Speculation has it that Hohoff may have wanted the changes to make the book more palatable to a wider audience, and thus more saleable. Could be, but I contend that she saw in Watchman’s awkwardly structured series of set pieces what Mockingbird could be. For that, we should all be grateful. Although there is much that is familiar about Watchman — descriptions of places and people, a certain tone and turn of phrase — it is a separate book, not a sequel or prequel, written in the third person. The two books share the main characters of Scout, Atticus, Aunt Alexandra and Uncle Jack, but Jem and Dill appear only in flashbacks, Calpurnia has retired except for one pivotal scene, there is no Boo Radley. Tom Robinson’s trial, the centerpiece of Mockingbird, is a couple of paragraphs with a different outcome. Henry Clinton is the major new character. A young lawyer taken under Atticus’ wing, he is Scout’s longtime friend and possible future husband.
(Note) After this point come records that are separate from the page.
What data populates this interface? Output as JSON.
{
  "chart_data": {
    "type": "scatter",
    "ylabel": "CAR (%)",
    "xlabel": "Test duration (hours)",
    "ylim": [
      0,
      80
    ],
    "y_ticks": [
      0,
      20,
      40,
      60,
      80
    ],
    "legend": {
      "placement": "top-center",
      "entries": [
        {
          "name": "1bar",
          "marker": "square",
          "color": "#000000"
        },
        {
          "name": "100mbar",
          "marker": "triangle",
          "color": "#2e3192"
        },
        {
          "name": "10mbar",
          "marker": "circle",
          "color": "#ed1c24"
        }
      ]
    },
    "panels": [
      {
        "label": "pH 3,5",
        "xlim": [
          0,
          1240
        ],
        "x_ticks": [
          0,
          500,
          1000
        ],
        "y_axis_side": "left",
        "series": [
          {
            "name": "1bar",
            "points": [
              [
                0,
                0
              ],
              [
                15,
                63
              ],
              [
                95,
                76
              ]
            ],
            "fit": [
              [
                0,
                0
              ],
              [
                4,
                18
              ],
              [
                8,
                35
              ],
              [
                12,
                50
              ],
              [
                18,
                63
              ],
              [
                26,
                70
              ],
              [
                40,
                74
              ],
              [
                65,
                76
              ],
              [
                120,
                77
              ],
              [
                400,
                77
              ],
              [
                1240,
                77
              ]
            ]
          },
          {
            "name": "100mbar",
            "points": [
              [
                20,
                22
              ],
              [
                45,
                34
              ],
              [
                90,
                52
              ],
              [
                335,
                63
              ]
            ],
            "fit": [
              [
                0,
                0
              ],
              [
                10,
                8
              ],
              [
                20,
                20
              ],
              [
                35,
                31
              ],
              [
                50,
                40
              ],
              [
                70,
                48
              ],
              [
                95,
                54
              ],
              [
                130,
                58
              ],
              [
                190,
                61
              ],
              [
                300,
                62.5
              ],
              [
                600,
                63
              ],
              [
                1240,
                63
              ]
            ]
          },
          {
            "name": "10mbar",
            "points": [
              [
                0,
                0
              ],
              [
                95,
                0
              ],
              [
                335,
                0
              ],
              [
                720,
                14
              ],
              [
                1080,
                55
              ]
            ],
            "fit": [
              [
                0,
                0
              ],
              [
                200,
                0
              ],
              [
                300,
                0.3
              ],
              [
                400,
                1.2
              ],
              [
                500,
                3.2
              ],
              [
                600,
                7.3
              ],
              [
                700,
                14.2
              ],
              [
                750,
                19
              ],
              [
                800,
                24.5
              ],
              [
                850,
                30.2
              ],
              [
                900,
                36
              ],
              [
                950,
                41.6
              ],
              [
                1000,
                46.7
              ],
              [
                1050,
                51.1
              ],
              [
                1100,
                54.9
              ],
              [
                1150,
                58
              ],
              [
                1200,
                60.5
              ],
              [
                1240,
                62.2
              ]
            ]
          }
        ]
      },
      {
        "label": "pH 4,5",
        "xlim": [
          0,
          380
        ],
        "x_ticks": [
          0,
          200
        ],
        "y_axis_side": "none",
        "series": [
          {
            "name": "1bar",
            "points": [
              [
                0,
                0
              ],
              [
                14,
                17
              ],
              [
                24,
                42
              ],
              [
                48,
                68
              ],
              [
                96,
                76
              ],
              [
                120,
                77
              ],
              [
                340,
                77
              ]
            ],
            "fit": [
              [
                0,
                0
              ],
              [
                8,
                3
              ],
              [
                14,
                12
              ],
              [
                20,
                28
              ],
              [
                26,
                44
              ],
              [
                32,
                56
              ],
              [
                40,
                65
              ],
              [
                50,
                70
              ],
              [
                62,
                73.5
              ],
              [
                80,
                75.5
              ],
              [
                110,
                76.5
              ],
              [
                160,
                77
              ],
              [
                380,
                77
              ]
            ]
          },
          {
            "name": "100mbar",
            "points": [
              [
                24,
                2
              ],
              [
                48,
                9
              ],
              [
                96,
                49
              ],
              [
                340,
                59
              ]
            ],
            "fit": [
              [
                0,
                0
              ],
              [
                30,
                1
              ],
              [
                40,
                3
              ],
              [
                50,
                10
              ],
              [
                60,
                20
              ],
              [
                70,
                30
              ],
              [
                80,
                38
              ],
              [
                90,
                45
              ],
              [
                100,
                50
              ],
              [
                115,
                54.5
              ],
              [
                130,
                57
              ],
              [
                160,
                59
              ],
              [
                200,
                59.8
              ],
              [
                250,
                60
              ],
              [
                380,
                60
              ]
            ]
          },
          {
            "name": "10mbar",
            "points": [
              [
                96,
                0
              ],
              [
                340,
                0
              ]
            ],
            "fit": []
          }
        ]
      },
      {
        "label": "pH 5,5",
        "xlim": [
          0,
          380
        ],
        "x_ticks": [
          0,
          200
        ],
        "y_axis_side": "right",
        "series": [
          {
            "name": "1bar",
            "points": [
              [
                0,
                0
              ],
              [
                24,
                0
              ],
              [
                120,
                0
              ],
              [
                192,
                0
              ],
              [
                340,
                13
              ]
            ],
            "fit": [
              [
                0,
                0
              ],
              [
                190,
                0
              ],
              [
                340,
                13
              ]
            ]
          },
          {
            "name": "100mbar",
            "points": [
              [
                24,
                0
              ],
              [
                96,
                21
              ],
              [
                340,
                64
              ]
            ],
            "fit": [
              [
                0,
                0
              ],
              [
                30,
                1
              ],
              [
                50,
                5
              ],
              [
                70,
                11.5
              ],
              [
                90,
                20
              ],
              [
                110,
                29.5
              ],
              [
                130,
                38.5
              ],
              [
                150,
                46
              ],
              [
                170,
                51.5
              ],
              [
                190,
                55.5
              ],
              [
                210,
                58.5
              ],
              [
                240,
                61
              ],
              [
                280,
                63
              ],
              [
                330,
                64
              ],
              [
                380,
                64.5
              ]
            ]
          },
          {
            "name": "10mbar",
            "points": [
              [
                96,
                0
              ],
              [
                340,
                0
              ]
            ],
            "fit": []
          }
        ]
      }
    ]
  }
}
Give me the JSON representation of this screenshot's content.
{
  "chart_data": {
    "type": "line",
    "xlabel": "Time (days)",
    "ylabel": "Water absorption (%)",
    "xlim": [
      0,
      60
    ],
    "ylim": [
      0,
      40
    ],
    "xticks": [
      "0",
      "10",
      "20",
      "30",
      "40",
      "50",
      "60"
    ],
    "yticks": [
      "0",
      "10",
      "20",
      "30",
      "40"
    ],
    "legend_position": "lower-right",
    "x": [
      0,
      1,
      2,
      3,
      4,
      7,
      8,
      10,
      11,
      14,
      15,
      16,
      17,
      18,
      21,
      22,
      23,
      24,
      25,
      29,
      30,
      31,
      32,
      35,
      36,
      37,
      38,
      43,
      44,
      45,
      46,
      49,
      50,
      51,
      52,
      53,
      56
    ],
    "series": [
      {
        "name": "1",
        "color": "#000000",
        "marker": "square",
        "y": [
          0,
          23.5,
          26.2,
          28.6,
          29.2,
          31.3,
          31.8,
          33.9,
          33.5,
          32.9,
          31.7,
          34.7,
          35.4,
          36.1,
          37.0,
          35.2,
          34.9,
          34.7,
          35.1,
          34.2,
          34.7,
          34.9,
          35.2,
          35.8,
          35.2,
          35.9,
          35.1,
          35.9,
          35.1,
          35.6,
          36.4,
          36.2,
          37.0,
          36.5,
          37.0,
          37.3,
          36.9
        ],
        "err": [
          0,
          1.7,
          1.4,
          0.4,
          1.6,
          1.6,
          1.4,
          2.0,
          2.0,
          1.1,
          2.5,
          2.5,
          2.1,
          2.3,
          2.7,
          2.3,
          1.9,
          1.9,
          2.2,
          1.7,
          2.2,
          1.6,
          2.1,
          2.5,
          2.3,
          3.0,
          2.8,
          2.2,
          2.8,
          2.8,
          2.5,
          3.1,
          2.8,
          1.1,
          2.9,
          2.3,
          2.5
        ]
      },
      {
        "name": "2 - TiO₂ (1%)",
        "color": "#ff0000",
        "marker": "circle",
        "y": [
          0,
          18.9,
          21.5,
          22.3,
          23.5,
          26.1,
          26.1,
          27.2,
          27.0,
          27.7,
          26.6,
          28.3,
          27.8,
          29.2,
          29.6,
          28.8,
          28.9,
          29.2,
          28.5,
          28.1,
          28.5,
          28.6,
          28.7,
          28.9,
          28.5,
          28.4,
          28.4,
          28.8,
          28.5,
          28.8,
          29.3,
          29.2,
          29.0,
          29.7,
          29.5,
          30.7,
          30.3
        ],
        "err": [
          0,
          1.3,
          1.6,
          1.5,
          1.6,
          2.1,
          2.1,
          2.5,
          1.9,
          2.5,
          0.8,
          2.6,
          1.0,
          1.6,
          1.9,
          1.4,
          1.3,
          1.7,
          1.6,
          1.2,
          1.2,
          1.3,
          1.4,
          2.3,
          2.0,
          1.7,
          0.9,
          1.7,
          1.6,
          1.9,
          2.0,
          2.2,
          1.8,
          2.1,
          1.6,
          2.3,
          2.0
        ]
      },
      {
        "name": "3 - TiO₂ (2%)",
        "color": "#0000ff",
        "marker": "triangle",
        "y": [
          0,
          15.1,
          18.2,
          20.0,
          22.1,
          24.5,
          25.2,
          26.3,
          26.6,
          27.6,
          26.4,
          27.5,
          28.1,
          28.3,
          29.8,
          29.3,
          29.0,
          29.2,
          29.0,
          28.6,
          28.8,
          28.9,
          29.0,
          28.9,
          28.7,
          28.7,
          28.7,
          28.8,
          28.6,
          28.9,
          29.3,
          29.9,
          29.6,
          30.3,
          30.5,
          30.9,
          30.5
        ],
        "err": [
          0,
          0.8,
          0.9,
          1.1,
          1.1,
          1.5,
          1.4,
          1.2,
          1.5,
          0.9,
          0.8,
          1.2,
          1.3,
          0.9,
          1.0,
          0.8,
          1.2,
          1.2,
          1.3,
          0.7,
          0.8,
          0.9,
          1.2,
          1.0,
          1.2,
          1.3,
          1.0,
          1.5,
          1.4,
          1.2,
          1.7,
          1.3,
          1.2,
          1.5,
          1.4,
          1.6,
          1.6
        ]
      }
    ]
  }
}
The plot, such as it is, meanders over the the first three days of Jean Louise’s visit and her not fitting in. The old house, with its wide porch and chinaberry trees, has been torn down and replaced by an ice cream parlor. A “morning coffee” given by corseted Aunt Alexandra and attended by perfumed ladies fills Jean Louise with horror and despair. But her seeing Atticus and Henry at a white citizen’s council meeting condoning a segregationist’s hate speech is what guts her, leading to confrontations with both men, a follow-up with Uncle Jack and a hard reckoning with herself.
This then is very much Jean Louise’s story. In Mockingbird, she is the narrator and Atticus the hero, the book’s moral compass and conscience. In this book, her world is rocked when her conscience parts company with his. Although it was written in the 1950s and is obviously a period piece, its publication is remarkably timely as part of our ongoing national conversation about race. I disagree, though, that this is the book Lee meant to write and publish all along.
Much has always been made that To Kill a Mockingbird doesn’t read like a first novel. It’s so all-of-a-piece, so assured. It’s been one of my favorite books since I was 10. That hasn’t changed upon many rereadings and I don’t expect it to. Go Set a Watchman is an unedited first novel, flawed and unsubtle. Promising.
Thanks for an honest review. I think you sum it up better than anyone else I’ve heard. I am still not interested in reading it, though.